STASS, L’HOMME QUI VENDIT SON ÂME À DIEU
Par Kira Sapguir,
(Traduit du russe par TM)
(Traduit du russe par TM)
Mais, celui qui mon portrait écrira,
Son infortune au monde surgira
(Vers de Stass Krassovistki première manière)
LA MANSARDE
Il était une
fois, en 1959, lointaine époque féérique où tout le monde s’offrait des
tableaux et se lisait des vers, un lieu
extraordinaire, une pièce d’un appartement communautaire sur Bolchaïa Bronnaya
dans un immeuble décrépit des années 1930. À l’occidentale, on l’avait
baptisée: la Mansarde. Une tache d’une invraisemblable beauté ornait le plafond
et les murs de cette chambre étroite au dernier étage : dans les tons
vert-de-gris sale une abstraction de Pollock se mirait en elle-même, ce dont la
propriétaire des lieux, Galka Andreïeva, n’était pas peu fière.
Élégante Galka.
frange noire, pommettes hautes, diplômée du département français de l’institut
des langues étrangères, un cheveu sur la langue. Ingénue surgie des vers d’une
Akhmatova première manière. La rosée sur des yeux de lynx couleur ambre. Pull
noir moulant. Les cheveux étirés en une queue conique par une barrette de
plastique jaune (au-dessus des yeux couleur d’ambre !). Elle bondissait d’un
cœur à l’autre, comme une mésange de branches en branches — c’est ce qu’on
disait d’elle.
Dans la
mansarde de Bolchaïa Bronnaya se réunissait le « beau monde ». La foule était
en général composée principalement des étudiants de l’institut des langues
étrangères ou de la faculté de philologie de l’université de Moscou. Les
habitués — Andreï Sergueev, le portrait craché de Toutchev. Le désagréable
Leonid Tcherkov « toujours animé,
remonté à bloc, dans une effervescence phallique » (cette description caustique
est de A.Sergueïev). Oleg Grichenko, Nikolaï Chatrov, Evgueni Khromov — des
esprits d’une subtilité de haut vol. Des érudits, des polyglottes. La confrérie
des initiés. « L’atelier » comme les avait baptisé Stass Krassovitski, la
colonne vertébrale du groupe, un poète d’un dynamisme et d’une force hors du commun.
LE POÈTE
Le regard a
gravé, sur les tablettes de cire de la mémoire, la fenêtre vénitienne, le coin
surélevé au fond d’une cour d’immeuble
sonore de l’Arbat parsemée d’une toison de pousses de peupliers crasseux. Une
tête orgueilleuse s’y profile, sur fond de crépuscule cuivré : la bouche
arrogante, un front blanc marqué, comme si on avait tenté d’arracher l’émail.

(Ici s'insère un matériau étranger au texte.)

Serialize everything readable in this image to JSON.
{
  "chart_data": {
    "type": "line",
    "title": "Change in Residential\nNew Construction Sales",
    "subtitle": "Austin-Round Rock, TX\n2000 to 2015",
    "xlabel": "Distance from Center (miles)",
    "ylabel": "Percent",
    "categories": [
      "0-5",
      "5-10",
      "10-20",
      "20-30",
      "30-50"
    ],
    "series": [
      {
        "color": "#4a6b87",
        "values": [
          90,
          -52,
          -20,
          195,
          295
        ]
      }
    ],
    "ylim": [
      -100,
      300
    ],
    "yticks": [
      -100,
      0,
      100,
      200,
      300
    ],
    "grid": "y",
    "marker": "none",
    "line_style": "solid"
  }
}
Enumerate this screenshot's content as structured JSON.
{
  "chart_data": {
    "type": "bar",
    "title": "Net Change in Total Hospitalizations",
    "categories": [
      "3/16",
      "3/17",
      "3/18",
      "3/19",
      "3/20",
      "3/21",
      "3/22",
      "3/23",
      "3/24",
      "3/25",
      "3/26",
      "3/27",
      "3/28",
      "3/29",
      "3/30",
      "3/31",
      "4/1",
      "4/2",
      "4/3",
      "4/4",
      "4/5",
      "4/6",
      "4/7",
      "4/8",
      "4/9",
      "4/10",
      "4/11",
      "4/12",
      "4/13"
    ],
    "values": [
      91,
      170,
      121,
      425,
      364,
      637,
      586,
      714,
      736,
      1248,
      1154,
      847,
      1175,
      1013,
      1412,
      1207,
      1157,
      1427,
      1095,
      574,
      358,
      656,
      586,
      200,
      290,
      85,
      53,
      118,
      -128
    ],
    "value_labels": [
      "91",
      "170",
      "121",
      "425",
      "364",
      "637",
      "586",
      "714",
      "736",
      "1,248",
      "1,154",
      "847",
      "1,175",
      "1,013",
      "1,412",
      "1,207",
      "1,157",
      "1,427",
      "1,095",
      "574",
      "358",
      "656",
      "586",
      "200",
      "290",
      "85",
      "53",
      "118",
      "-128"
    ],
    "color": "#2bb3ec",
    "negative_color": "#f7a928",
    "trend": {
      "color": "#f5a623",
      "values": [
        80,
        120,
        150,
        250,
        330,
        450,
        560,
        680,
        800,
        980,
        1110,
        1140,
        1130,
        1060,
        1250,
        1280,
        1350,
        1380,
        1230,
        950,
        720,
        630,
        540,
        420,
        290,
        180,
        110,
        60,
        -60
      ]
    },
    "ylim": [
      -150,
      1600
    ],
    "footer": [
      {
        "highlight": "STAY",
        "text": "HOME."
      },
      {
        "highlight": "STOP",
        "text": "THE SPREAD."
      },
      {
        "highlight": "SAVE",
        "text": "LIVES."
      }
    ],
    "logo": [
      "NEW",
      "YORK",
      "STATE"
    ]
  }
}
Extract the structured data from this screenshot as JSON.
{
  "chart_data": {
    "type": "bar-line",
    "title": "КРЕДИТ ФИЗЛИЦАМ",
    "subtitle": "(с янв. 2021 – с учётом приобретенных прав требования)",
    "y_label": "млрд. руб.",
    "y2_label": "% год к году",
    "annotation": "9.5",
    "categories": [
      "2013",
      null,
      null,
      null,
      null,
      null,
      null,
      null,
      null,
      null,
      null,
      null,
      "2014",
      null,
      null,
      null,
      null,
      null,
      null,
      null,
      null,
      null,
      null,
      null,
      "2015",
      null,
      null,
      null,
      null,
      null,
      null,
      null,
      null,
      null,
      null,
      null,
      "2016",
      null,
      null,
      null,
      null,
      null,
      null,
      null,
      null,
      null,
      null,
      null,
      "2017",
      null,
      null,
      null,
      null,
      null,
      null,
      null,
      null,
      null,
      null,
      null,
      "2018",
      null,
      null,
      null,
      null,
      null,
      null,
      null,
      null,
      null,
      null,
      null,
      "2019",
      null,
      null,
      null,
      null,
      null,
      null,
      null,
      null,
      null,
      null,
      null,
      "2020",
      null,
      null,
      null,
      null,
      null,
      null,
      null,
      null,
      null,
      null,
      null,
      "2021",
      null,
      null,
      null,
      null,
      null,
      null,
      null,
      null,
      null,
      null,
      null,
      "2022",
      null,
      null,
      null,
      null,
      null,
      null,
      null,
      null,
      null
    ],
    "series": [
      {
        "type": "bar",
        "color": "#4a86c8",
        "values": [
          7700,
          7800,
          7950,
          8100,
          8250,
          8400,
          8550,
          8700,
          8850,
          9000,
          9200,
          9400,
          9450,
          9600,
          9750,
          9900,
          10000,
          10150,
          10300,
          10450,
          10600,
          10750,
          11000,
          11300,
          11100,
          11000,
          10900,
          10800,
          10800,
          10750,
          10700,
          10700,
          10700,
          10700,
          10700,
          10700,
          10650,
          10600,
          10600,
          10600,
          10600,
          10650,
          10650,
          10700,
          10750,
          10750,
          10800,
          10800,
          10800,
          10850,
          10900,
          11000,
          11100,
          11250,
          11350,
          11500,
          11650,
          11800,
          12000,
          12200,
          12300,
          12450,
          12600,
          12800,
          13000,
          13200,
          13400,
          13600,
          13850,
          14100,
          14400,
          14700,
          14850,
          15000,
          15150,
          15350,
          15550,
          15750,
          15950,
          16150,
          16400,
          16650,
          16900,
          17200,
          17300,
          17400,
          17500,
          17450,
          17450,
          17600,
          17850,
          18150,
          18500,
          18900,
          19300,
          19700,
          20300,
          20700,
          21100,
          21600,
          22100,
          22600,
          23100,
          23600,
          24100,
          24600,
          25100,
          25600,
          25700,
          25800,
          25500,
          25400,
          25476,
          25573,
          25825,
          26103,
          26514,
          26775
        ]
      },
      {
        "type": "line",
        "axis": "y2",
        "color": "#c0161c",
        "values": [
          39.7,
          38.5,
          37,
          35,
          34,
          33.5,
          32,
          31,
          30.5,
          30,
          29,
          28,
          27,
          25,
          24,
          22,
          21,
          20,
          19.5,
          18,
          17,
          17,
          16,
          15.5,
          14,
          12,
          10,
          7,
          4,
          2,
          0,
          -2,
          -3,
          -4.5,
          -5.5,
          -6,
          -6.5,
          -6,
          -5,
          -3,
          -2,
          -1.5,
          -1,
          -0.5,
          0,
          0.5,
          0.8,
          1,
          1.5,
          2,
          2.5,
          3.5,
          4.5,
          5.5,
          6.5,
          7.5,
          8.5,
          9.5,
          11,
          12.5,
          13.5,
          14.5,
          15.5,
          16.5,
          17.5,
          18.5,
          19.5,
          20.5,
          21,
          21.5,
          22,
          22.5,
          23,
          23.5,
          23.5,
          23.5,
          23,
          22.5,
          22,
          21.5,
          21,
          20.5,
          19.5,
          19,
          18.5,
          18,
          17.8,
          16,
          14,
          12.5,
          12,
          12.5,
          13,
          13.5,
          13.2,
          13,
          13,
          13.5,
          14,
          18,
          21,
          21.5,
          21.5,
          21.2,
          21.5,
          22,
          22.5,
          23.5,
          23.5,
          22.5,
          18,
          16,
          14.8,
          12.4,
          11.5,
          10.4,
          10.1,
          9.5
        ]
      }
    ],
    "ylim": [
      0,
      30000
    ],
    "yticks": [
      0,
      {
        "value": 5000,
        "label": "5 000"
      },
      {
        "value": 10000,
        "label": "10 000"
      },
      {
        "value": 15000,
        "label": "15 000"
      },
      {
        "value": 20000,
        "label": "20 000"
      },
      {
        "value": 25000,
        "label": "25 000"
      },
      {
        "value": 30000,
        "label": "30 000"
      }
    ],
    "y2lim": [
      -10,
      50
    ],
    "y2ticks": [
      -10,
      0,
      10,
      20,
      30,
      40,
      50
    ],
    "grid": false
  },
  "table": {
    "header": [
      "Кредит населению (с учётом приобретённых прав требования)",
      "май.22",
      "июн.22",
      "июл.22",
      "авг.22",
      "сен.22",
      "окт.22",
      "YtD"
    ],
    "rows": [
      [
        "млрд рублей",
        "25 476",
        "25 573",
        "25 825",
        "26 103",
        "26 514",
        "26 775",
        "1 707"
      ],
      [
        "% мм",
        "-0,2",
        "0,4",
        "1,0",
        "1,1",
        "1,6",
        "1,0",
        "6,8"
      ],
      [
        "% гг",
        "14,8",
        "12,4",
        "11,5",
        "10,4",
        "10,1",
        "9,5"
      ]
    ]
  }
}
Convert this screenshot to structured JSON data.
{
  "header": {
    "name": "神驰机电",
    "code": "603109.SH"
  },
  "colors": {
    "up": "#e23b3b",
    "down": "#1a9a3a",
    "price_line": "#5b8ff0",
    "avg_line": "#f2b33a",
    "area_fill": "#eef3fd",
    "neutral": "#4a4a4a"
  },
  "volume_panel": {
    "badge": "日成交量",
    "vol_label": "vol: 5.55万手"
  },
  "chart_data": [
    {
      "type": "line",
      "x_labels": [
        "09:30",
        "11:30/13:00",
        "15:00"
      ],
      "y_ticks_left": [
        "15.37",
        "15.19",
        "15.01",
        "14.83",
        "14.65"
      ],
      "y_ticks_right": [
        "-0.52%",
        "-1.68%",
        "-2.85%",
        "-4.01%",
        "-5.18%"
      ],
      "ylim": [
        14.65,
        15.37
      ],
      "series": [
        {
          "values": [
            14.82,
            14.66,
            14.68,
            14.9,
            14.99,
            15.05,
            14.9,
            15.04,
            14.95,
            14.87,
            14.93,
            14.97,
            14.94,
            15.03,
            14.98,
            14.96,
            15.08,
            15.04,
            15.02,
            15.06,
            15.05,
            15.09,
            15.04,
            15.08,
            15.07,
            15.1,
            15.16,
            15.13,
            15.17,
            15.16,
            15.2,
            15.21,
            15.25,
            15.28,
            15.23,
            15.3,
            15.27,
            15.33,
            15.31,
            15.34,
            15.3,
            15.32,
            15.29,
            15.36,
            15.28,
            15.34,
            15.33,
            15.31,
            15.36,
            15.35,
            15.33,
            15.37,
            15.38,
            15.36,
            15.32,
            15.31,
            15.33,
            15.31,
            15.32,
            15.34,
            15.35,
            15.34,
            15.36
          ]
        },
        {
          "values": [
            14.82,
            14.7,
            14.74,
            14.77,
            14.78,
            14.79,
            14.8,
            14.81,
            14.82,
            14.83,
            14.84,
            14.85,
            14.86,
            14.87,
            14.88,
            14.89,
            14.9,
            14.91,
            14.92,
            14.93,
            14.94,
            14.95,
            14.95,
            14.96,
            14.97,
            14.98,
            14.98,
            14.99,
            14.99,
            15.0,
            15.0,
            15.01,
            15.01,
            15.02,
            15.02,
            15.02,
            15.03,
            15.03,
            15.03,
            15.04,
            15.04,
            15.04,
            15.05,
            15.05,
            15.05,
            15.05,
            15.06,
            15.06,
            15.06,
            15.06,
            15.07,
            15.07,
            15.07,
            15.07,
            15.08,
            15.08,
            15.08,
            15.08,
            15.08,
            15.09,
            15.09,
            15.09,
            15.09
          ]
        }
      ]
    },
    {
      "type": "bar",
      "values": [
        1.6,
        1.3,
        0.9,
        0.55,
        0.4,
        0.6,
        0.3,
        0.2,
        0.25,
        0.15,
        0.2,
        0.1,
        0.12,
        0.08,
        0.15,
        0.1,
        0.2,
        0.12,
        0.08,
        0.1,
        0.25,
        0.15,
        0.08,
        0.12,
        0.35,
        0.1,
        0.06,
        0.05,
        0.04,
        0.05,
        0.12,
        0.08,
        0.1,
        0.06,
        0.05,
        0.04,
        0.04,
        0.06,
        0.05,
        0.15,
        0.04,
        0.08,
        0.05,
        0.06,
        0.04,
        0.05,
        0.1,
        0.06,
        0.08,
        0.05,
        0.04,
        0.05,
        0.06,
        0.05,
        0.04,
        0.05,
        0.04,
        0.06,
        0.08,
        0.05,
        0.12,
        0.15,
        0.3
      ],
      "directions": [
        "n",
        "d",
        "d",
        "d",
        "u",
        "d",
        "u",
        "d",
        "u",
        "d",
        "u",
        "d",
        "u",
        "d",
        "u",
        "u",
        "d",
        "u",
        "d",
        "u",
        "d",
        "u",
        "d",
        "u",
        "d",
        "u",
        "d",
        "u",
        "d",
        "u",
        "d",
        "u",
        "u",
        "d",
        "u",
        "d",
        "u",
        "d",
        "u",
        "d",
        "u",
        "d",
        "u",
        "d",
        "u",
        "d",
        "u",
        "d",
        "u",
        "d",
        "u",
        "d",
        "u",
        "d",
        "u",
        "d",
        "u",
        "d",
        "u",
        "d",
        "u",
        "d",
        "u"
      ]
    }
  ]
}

Une veste à l’ancienne mode couleur poussière, en tissu de bonne qualité — le
genre de tissu vendu par son grand-père, du drap et de la cheviotte achetés à
Londres pour ses magasins de Lodz.
Se penchant vers le piano, le poète lit sur le
chevalet :
Seul, je suis resté
La main vide, cinq branches ensoleillées.
Dans mes doigts qu’ai-je serré ?
Un genre de mandarine ?
Le cœur de part en part transpercé d’une gamine ?
Qu’ai-je serré ?
Rien, un genre de vacuité.
Stass
Krassovitski, dit « Le beau Stass ».
Autour de cette figure emblématique et charismatique, cet épicentre d’énergie,
régnait une atmosphère de respect quasi religieux, une aura de mystère.
On en sait
assez peu sur lui. Il est né en 1935 en Carélie, semble-t-il, dans une famille
de grands ingénieurs. Il a passé son enfance au bord de la mer d’Aral. Il
racontait comment, sur la rive désertique, lui et son grand-oncle ichtyologue
faisaient cuire les mollusques dans le vinaigre. Avant d’examiner au microscope
les vestiges des calcifications osseuses les plus légères du monde connu. Ce
sont probablement ces observations qui le convainquirent dès le début que le
squelette de la véritable poésie recèle un hiéroglyphe, une grille secrète, une
carcasse achevée, support à l’harmonie des formes.
Il écrivit ses
premiers vers à l’âge de sept ans. D’après lui, c’était les meilleurs. Il
regrettait de ne pas les avoir conservé.
LE CÉPAGE DU SANG…
Ensuite Moscou,
où Krassovitski étudia dans une école spéciale, à dominante anglais. Il s’agissait
d’une école spéciale situé au nord de Moscou, une des premières, d’après la
légende, créée sur ordre de Staline en personne, ressemblant aux collèges
sélects anglo-saxons. Il y régnait une atmosphère de liberté, on encourageait
les dissertations sur des thèmes libres et l’originalité des idées. Les
étudiants qui en sortaient étaient orientés vers l’institut des langues
étrangères et autres établissements de haut vol.
On y étudiait
Essenine et Léonide Andreïev, à demi interdits par la censure, et le programme
des classes supérieures comprenait la lecture de Kipling et Elliot dans la
version originale…
Ensuite, après
la perte évoquée ci-dessus de ses vers d’enfant, Krassovitski se mit à faire
une poésie accomplissant un invraisemblable bond en avant, arraché à tout ce
qui avait précédé.
Dans la
porcelaine de ses idées, mûrit le cépage du sang versé :
Un vol d’oies
sauvages passe en hurlant
Dans le ciel
rouge, elles crient sauvagement
Roses jusqu’au
talon elles-mêmes
Mais solitaire
sous la nuée…
Le jardin d’un
blanc de neige.
À quelle école
rattacher la poésie de Krassovitski ? Par quelle grille moléculaire filtre la
formule énergétique de cette alchimie de mots ? D’où vient la force de
déflagration d’une telle combinaison de mots ?
La démarche de
Krassovitski évitait le niveau du lyrisme psychologique. Ayant embrassé son
monde du regard, il n’a de cesse que de recréer ce qu’il a vu, en se servant
avec économie des possibilités les plus expressives du langage grotesque. Cela
composait un tableau majestueux et effrayant.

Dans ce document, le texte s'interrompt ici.